Institute: New Jersey
Year Established: 2020 Start Date: 2020-02-25 End Date: 2021-02-23
Total Federal Funds: $20,000 Total Non-Federal Funds: $40,000
Principal Investigators: Ruo-Qian Wang
Abstract: The sensor network of hydrological monitoring is facing the reliability and security challenges stemming from extreme weather, sensor glitches, telecommunication breakdown, vandalism, cyberattacks, and budget deficits. Hydrological forecasting, flood early warning, and other water resources forecasting systems rely on these important sensor networks to calibrate, validate, and correct the model state for accurate and sustainable prediction.
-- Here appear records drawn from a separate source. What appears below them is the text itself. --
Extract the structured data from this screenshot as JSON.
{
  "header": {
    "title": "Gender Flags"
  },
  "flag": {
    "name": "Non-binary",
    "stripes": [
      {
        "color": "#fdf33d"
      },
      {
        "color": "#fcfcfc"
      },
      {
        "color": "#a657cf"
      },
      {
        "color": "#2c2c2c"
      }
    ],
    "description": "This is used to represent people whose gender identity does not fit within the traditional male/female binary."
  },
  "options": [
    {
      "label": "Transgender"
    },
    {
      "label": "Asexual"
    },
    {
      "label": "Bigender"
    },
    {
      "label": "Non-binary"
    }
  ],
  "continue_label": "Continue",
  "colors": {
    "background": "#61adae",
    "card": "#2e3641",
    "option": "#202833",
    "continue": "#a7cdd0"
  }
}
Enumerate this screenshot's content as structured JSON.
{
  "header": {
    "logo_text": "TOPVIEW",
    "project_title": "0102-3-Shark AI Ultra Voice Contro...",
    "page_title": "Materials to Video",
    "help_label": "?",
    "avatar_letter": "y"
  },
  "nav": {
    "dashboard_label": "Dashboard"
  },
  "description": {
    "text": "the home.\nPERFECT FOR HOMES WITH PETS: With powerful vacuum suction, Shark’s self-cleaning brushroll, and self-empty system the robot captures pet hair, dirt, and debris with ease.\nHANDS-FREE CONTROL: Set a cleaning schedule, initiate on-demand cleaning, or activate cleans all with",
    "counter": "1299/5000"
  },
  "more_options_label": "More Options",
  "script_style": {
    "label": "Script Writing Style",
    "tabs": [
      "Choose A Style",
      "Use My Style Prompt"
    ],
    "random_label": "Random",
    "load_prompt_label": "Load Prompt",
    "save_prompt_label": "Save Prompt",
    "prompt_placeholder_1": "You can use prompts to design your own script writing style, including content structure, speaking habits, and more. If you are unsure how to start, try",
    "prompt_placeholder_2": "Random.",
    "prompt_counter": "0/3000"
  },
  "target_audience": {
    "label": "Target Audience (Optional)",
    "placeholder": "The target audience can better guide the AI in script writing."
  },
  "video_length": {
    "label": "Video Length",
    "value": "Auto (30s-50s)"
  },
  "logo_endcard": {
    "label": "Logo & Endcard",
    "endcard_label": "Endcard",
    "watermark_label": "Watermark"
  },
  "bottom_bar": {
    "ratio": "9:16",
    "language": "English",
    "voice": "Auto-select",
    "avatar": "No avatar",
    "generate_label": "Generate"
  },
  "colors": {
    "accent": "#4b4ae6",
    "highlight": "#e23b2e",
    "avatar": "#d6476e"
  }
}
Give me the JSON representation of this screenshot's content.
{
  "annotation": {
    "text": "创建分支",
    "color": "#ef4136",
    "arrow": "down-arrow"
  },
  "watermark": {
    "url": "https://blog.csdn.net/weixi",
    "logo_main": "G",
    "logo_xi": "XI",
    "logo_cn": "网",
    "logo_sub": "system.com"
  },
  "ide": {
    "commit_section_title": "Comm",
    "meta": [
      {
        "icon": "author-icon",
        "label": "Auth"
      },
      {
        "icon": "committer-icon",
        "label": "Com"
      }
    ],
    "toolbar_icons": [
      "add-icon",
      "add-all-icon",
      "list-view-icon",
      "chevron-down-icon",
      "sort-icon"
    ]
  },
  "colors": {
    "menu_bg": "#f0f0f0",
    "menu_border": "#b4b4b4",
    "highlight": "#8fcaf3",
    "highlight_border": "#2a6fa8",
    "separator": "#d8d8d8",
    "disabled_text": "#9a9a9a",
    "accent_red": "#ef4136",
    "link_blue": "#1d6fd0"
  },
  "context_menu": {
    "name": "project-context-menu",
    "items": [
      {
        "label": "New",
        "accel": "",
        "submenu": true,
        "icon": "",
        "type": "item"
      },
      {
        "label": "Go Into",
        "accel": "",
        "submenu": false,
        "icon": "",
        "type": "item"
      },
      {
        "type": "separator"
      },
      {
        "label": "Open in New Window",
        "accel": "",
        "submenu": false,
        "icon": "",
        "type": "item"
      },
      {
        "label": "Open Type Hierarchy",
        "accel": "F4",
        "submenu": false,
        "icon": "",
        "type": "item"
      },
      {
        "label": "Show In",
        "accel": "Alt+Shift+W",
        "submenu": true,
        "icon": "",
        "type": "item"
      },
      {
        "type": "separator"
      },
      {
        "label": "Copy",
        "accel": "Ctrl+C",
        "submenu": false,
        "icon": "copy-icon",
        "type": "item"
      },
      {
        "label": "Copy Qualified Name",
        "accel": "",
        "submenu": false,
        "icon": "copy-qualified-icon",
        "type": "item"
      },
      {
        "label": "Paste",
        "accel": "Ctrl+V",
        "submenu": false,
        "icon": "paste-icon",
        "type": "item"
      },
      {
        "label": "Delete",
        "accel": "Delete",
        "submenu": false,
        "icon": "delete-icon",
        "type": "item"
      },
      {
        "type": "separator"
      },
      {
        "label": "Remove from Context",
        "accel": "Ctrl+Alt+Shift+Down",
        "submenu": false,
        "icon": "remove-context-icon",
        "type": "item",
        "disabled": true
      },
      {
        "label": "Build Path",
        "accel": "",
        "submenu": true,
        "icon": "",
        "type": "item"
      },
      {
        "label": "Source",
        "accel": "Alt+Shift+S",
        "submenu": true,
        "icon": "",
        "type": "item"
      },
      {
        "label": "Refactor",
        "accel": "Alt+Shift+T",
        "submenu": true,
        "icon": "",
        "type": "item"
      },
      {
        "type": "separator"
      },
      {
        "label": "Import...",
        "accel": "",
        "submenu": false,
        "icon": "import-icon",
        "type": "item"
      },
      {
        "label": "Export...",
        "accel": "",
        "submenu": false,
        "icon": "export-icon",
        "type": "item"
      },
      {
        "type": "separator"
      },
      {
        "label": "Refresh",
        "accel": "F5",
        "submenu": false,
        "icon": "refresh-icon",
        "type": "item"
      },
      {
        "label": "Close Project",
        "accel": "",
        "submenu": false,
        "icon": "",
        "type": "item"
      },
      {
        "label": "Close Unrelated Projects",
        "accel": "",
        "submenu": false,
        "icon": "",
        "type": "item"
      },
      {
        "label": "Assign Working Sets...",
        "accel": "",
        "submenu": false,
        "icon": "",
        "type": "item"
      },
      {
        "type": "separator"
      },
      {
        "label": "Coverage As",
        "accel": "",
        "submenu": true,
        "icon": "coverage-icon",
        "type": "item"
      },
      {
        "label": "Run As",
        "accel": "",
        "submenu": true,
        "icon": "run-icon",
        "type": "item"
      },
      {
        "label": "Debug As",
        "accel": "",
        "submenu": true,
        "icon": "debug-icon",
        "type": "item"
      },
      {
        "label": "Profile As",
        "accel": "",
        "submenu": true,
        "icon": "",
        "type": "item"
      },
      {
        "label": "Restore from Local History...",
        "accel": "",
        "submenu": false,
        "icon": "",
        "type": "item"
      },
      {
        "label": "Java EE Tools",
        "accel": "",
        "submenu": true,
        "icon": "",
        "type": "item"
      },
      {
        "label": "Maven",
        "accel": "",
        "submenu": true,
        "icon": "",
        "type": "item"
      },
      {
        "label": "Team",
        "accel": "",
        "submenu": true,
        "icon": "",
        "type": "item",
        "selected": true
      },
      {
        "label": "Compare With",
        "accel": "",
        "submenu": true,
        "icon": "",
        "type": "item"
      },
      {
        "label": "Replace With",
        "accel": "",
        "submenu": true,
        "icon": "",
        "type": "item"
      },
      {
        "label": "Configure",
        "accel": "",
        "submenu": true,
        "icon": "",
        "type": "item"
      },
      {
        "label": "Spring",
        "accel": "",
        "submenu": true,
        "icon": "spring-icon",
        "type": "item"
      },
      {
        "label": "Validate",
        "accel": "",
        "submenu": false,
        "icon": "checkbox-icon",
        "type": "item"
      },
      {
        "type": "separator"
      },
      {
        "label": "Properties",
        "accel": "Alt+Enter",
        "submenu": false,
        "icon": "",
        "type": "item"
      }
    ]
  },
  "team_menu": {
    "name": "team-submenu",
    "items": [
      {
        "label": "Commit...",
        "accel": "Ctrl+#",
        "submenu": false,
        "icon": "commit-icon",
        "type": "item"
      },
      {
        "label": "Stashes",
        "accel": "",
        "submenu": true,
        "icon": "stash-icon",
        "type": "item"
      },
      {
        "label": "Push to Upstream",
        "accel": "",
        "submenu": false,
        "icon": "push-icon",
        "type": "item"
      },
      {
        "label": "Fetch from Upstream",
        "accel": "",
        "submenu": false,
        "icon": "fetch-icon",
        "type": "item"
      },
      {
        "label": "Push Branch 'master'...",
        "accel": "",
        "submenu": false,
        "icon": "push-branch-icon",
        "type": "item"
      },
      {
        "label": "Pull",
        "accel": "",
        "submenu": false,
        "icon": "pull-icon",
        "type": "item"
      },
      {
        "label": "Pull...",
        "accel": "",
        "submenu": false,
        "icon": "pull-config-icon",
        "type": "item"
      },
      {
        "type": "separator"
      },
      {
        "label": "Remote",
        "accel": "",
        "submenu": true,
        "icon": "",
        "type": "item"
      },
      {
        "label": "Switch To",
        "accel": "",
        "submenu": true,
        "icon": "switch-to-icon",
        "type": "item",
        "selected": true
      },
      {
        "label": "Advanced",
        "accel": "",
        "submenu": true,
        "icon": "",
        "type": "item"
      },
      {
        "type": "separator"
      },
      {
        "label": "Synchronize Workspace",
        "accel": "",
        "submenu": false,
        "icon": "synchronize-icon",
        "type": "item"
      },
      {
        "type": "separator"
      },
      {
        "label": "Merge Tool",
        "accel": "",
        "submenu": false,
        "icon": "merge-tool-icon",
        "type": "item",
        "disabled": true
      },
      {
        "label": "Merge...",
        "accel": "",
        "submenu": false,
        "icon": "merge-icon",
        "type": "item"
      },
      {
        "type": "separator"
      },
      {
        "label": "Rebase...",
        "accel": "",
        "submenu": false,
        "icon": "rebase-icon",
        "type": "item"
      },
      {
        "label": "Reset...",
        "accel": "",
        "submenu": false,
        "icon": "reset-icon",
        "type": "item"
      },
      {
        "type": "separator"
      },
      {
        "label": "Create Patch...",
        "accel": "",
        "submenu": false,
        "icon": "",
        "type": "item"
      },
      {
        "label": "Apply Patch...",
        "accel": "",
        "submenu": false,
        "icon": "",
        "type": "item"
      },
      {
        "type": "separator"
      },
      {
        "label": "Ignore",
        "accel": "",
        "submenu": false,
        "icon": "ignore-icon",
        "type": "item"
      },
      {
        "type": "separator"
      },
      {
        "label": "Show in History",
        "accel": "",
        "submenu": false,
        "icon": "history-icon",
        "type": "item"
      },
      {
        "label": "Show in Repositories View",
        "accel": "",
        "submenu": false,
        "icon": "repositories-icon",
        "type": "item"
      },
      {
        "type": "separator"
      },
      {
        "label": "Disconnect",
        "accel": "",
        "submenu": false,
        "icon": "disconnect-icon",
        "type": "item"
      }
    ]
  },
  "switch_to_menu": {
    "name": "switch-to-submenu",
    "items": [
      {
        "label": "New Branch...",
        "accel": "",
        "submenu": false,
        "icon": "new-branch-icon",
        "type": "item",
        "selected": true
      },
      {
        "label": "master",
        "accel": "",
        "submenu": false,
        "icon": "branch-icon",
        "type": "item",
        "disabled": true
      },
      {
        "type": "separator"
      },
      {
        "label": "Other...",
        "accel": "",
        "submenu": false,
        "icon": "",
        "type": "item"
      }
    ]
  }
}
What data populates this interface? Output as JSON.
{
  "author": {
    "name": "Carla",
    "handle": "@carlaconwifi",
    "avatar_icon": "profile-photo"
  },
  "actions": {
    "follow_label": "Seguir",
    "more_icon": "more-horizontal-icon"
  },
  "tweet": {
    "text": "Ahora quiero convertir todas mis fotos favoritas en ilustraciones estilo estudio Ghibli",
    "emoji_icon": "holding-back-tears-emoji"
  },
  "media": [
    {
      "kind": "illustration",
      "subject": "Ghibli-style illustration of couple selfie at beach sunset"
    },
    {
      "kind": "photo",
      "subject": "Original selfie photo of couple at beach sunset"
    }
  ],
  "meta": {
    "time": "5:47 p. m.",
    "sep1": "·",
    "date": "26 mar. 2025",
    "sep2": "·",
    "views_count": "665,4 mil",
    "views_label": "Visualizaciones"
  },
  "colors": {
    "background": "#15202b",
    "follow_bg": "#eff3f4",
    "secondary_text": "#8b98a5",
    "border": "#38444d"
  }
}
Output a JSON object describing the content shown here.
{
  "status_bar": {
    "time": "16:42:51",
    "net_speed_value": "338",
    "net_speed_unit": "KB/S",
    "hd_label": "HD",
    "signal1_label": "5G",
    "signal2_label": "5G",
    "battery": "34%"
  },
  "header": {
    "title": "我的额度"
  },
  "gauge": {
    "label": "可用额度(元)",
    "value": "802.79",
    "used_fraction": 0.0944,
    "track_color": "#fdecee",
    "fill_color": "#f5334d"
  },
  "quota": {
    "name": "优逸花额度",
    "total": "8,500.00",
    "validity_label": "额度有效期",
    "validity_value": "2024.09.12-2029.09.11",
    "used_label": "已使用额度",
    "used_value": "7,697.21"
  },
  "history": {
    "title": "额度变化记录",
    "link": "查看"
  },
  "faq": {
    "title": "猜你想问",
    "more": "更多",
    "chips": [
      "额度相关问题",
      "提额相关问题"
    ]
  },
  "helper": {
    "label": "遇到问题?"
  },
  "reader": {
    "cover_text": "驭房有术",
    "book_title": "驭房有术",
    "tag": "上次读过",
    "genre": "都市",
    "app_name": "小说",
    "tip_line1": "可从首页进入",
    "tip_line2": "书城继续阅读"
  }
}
The present project is targeted to 1) develop a numerical model to reproduce the sensor network failures in the numerical forecasting tasks, 2) create a framework to assess the forecasting vulnerability and sensitivity to the sensor node disconnection, and 3) explore strategies to mitigate the impacts to strengthen the forecasting resilience. An Ensemble Kalman Filter-based data-assimilation framework will be built combining the operational flood early warning model and the on-site stream gauge data streams. A Monte Carlo Simulation scheme will be implemented to reproduce the sensor network disruptions and examine the model forecasting resilience. Global sensitivity analysis and complex network-based theory will be applied to identify and rank the protection priority of the sensor network nodes. The feasibility of an innovative data imputation method will be explored for temporary data stream recovery in emergency sensor network disruptions. We anticipate the project will build a platform to test data-assimilation schemes with a current operational model and real data streams, a new framework to systematically assess the forecasting system resilience to sensor network service, and a new strategy about using data imputation method to mitigate sensor network disruption.